Any library needs to have a reliable and accurate theft detection system. For decades, libraries relied on Electro-Mechanical (EM) and Radio Frequency (RF) technologies, but RFID library systems have now become a popular and effective solution that not only employs theft detection, but can also be useful for manifold day-to-day library applications, such as library logistics, item circulation, and check-out.
RFID library systems can help reduce costs and queuing at check-outs by providing a quick and effective scanning system for items. Furthermore, library patrons can also check out and return items with ease and simplicity.

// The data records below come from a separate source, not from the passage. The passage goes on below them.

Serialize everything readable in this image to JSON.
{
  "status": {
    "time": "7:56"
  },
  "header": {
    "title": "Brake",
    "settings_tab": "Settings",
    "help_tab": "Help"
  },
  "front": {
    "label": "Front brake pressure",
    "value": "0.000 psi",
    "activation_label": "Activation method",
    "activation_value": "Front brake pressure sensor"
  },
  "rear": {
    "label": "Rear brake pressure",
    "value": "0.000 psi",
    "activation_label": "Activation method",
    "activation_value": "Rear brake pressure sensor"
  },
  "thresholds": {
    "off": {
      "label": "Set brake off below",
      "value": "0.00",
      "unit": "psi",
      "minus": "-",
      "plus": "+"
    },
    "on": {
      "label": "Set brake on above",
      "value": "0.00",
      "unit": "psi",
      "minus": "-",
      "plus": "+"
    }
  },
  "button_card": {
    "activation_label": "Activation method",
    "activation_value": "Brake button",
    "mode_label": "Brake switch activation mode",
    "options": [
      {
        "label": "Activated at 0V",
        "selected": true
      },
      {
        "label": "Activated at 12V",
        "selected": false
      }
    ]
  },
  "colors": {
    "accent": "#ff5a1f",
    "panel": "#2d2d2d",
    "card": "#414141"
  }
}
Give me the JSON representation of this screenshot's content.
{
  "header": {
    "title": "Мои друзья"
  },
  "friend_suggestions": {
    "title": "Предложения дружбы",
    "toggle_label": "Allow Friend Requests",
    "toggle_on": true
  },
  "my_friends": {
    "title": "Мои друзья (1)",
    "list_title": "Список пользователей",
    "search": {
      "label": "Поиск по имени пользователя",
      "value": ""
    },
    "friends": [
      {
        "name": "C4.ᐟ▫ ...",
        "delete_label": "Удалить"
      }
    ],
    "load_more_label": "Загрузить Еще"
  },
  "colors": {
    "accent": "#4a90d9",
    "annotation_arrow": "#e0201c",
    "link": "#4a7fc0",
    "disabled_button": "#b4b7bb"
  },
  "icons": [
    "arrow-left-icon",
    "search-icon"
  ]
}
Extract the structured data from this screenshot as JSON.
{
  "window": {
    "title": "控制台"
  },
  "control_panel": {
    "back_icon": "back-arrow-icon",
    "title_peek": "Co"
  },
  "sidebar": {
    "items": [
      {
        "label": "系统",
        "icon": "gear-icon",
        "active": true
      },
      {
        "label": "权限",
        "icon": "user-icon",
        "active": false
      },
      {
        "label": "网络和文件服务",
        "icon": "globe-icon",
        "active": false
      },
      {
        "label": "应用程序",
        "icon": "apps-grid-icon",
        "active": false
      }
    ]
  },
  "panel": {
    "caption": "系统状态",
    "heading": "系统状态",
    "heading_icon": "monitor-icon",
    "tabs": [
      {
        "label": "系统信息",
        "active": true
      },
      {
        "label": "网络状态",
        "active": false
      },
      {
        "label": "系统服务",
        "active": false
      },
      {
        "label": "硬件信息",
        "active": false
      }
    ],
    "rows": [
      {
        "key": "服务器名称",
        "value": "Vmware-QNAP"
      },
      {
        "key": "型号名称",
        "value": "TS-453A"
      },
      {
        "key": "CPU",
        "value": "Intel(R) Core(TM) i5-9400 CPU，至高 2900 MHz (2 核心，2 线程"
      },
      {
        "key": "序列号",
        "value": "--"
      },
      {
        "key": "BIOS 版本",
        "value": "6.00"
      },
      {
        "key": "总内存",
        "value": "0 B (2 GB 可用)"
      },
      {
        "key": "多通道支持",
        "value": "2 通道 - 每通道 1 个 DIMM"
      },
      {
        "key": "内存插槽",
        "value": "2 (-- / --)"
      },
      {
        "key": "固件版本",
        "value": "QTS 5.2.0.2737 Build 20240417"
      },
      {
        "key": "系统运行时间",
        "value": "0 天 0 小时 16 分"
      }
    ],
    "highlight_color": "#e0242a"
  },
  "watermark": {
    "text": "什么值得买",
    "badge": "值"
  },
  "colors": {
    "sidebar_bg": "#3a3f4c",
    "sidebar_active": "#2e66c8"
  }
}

When compared to barcodes or other methods, RFID tags tend to have a long shelf life and are durable because they don’t need to come into physical contact with any scanning equipment. It’s estimated that an RFID tag can last for 100,000 transactions before needing to be replaced.
The cost of implementing an RFID library system can be prohibitive. Although the cost is expected to go down substantially as adoption becomes more widespread, it’s still an expensive endeavour at face value. Consider that once it’s implemented, however, its ease of use and time-saving advantages do translate to labour costs going down as well. Unfortunately, RFID technology can make some patrons feel apprehensive about their privacy. Clothing and wallets containing RFID-blocking technology are also promoting the idea that RFID is inherently an invasive technology. The ability to disrupt frequencies is a related challenge with regards to theft.
On the whole, it’s important to note the myriad benefits associated with implementing an RFID library system but to also evaluate the costs involved as well as the challenges that come along with implementing new technology.